Whether your child lives seven months and four days, as Phoenix did, or 40 years and six months, like Wendell, it hurts the same. We always want more time.

“It’s not possible to love your child any more than you do at the time they die,” explained a friend, whose own son died as a teenager.

The little square of grass on a hillside where Phoenix is buried is to me the most precious patch of land I know. My husband and I helped bury him ourselves, letting the dirt run through our fingers as we tossed handfuls on to his casket.

We tend his grave about every two weeks, often with our precious 15-month old, Gabriel, who shares Phoenix’s blond hair, infectious energy and love of dogs and just about anyone who gives him a smile. Gabriel plays with the trains and other little toys left next to the headstone that bears his brother’s handprint while Mike and I water the flowers, a last way to honor him.

Before I had Phoenix, everyone told me how much my life would change. I’d never get a full night’s sleep again, friends predicted. My schedule would no longer be my own and my house would be transformed into a giant toy box, they warned. But the true way becoming a mother changes you, I’ve learned, is that your heart opens wider than ever before.

Phoenix would be almost 3 and a half now had he lived. I had him for such a short time but I got to love and take care of him for his whole lifetime.
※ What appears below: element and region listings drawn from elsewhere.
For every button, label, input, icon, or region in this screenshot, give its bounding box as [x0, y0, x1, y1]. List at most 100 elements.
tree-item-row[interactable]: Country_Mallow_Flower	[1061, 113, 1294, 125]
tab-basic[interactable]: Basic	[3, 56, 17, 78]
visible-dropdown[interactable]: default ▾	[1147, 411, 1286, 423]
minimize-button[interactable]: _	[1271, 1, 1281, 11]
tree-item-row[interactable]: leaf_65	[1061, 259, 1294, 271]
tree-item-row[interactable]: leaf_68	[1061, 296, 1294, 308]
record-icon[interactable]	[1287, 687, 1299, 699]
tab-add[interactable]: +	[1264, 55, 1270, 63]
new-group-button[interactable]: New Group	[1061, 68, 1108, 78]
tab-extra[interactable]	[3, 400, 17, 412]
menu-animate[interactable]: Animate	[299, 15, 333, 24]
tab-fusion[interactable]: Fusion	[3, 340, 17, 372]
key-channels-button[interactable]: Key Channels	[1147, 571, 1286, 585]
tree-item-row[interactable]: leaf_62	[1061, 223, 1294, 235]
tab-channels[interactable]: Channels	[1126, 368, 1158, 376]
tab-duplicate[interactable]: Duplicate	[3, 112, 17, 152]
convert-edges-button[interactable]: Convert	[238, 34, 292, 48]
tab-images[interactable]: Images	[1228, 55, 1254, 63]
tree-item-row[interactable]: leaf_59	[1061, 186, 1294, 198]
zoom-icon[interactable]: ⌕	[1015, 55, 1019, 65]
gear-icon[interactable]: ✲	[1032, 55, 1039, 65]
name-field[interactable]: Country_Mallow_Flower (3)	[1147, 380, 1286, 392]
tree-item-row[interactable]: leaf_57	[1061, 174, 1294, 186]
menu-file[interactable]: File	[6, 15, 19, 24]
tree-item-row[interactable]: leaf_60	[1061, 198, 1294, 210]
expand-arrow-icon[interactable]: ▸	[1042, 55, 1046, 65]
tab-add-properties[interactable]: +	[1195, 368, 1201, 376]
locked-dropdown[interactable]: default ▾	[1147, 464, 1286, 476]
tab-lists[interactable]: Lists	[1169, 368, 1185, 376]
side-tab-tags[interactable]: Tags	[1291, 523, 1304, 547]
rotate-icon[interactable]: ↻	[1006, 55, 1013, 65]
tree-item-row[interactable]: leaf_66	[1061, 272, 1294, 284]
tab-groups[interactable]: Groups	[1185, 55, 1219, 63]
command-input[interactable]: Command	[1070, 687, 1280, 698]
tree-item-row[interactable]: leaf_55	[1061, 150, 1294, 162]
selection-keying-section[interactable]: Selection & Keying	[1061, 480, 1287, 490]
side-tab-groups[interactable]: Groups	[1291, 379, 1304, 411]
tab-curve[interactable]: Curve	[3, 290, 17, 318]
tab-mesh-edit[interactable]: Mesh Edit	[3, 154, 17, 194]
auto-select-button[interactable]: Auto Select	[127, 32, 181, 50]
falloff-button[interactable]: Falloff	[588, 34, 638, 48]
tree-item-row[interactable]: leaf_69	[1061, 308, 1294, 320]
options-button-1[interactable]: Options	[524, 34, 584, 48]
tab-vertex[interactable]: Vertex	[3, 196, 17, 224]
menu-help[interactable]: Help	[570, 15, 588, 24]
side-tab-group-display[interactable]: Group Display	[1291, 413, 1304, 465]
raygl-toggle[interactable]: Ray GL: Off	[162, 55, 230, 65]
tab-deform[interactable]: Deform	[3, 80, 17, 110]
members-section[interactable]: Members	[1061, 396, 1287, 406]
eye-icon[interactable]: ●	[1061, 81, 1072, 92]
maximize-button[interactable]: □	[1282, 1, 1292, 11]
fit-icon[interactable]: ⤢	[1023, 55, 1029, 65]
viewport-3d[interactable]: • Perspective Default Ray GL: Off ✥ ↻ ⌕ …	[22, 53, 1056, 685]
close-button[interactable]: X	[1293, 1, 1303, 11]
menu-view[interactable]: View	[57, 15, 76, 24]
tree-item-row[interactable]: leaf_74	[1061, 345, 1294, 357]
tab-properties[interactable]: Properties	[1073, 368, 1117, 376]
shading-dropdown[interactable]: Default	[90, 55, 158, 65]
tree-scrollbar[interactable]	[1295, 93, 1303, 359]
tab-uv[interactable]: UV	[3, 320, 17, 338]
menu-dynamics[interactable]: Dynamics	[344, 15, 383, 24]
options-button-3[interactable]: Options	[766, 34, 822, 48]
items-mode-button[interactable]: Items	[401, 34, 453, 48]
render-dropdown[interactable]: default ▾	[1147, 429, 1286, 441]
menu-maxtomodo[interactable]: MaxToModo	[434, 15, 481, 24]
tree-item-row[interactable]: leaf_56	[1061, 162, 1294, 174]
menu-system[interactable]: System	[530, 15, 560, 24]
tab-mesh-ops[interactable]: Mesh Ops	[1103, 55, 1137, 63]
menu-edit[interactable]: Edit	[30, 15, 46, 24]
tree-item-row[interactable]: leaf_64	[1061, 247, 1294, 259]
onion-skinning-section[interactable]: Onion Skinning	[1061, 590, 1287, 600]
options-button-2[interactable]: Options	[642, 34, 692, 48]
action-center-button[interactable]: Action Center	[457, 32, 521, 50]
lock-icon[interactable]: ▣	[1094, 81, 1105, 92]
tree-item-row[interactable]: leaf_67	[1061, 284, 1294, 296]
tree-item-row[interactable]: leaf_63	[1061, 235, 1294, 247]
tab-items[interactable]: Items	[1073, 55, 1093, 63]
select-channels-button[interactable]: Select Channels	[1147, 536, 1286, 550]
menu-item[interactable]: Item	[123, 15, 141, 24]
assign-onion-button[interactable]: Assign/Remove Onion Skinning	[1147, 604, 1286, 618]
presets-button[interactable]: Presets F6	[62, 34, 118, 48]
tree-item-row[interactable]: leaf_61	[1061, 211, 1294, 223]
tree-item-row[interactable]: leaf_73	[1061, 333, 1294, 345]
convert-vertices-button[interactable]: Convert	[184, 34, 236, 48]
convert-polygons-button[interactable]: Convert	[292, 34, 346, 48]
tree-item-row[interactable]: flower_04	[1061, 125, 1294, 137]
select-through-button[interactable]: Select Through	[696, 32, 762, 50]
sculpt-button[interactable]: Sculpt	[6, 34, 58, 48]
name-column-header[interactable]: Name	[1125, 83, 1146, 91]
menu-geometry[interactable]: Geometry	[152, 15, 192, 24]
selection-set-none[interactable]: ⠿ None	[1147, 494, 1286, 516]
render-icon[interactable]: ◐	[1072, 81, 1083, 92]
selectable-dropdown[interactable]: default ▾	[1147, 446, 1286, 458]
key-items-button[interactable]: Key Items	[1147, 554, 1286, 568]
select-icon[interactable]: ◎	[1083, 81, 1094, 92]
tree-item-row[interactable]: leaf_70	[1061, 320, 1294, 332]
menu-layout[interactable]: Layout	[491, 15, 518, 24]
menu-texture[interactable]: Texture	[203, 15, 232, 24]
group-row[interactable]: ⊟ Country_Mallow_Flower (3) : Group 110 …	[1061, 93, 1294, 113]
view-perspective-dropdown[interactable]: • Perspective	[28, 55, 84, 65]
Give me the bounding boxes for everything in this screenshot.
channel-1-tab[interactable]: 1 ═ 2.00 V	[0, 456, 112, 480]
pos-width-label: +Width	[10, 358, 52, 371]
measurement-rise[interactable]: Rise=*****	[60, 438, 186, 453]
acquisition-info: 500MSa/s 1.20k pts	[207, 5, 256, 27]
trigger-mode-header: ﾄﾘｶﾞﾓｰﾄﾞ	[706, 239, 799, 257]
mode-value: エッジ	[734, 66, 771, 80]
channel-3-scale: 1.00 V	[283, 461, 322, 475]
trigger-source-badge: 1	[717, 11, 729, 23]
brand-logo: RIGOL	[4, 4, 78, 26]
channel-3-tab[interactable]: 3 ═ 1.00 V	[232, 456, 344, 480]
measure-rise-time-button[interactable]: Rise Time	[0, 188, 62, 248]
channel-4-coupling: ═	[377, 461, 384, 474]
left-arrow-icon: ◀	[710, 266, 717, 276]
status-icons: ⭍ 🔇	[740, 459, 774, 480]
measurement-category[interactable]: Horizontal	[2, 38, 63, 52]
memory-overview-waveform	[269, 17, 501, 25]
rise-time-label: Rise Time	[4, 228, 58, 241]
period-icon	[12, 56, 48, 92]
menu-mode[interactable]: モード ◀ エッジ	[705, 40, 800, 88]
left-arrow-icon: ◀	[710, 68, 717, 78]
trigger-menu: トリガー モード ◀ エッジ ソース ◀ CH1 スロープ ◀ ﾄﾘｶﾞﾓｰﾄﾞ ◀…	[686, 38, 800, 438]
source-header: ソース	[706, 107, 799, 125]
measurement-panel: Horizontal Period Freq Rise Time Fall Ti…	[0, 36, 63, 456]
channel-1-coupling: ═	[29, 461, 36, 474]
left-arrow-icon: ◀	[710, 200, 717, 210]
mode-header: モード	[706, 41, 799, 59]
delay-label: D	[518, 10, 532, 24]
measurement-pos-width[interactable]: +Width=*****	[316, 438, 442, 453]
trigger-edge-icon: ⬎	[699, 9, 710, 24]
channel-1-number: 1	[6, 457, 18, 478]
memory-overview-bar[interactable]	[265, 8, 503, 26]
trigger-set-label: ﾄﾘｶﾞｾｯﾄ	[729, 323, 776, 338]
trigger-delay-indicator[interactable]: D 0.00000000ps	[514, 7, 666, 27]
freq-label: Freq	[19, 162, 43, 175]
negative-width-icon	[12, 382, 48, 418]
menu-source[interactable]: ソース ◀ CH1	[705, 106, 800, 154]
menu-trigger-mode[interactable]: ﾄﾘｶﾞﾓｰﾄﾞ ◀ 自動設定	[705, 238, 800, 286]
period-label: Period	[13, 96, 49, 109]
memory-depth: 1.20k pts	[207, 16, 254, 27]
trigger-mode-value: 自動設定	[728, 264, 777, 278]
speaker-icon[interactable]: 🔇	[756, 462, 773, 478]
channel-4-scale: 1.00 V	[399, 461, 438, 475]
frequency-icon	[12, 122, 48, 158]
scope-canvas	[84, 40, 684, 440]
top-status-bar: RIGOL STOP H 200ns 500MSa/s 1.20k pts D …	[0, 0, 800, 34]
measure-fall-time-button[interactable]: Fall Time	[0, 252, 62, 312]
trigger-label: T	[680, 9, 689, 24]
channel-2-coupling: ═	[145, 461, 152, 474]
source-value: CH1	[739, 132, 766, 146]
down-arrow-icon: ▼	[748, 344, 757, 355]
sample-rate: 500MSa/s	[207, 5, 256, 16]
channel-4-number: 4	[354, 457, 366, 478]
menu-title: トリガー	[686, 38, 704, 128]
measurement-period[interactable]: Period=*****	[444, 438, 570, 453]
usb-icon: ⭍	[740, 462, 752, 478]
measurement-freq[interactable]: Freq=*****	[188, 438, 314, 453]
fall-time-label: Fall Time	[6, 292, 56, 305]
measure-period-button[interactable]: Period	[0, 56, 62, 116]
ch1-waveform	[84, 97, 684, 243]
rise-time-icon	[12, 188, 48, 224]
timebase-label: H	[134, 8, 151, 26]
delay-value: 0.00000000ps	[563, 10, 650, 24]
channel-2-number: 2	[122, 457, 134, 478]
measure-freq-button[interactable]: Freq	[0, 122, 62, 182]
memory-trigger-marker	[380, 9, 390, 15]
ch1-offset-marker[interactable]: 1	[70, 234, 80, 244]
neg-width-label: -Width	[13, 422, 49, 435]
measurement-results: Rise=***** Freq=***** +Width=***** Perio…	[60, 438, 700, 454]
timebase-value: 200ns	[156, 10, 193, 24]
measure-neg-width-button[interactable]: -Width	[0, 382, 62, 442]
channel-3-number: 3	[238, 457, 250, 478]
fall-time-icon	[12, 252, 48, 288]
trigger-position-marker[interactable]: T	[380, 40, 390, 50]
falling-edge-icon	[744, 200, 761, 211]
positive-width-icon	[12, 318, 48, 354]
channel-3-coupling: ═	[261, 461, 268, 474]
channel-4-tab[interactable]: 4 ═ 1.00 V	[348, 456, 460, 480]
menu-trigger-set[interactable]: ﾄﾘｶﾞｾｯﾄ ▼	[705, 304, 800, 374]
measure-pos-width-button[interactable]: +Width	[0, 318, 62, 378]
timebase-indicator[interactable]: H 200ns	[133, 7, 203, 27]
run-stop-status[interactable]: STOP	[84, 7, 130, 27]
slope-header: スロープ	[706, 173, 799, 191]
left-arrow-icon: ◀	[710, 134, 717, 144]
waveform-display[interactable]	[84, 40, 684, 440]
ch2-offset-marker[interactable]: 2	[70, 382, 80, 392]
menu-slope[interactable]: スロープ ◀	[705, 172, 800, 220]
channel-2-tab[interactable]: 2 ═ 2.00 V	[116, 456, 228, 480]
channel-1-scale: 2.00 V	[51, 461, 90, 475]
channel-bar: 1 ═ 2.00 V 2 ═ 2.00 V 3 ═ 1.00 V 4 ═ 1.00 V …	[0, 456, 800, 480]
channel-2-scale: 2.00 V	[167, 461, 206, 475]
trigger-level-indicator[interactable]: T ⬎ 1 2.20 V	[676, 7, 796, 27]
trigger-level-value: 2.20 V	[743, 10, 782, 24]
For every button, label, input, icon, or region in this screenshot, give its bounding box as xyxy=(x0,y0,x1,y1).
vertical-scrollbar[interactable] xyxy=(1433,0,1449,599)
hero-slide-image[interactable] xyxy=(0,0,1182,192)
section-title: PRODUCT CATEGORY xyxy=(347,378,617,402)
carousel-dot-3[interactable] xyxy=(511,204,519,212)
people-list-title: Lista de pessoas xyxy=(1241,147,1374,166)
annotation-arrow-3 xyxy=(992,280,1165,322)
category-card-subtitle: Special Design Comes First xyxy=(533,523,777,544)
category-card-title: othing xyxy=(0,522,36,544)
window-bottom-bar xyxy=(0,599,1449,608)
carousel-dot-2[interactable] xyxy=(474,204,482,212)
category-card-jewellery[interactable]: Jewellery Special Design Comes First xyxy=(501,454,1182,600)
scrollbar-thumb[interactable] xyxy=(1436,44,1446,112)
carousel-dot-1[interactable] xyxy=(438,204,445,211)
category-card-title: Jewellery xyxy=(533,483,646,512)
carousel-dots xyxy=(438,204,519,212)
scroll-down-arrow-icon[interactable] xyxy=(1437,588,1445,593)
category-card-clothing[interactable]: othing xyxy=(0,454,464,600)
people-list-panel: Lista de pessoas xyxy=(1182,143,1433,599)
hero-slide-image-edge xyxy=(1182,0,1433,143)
And I will be his mother for the rest of mine. That is a tremendous gift I wouldn’t have missed for the world.

When I called Isabel last week, I accidentally woke her from an afternoon nap, a rare occurrence. When Wendell was alive, if she ever had a spare moment she spent it visiting him. But now the woman who I always knew to be everyone’s anchor felt unmoored. And, as the days passed, she felt sadder.

Mark Twain, whose daughter died of meningitis, said losing a child is like your house burning down. At first you’re crushed by the calamity that the house is gone. And then, over the months and years to follow, you remember all the  precious and irreplaceable things that were found only in that house. The ripples of grief stretch out of sight.

After Wendell died, Isabel was filled with gratitude that he had lived as long as he did, and that the end, when it came, was swift and he didn’t suffer. But lately she couldn’t stop crying. “How long did you cry after Phoenix died?” she asked.

At first I didn’t want to tell her that I cried daily for at least the first year — and after that only slightly less frequently. Grief evolves over time, but doesn’t necessarily ebb.

But these days, I told her, I also feel joy and excitement again. The complicated truth is that the happiness over having had these amazing boys in our lives at all can exist right alongside the sadness that they are gone. It is possible to feel both things at exactly the same time without one canceling the other out. They are both equal parts in the fullness of a mother’s love.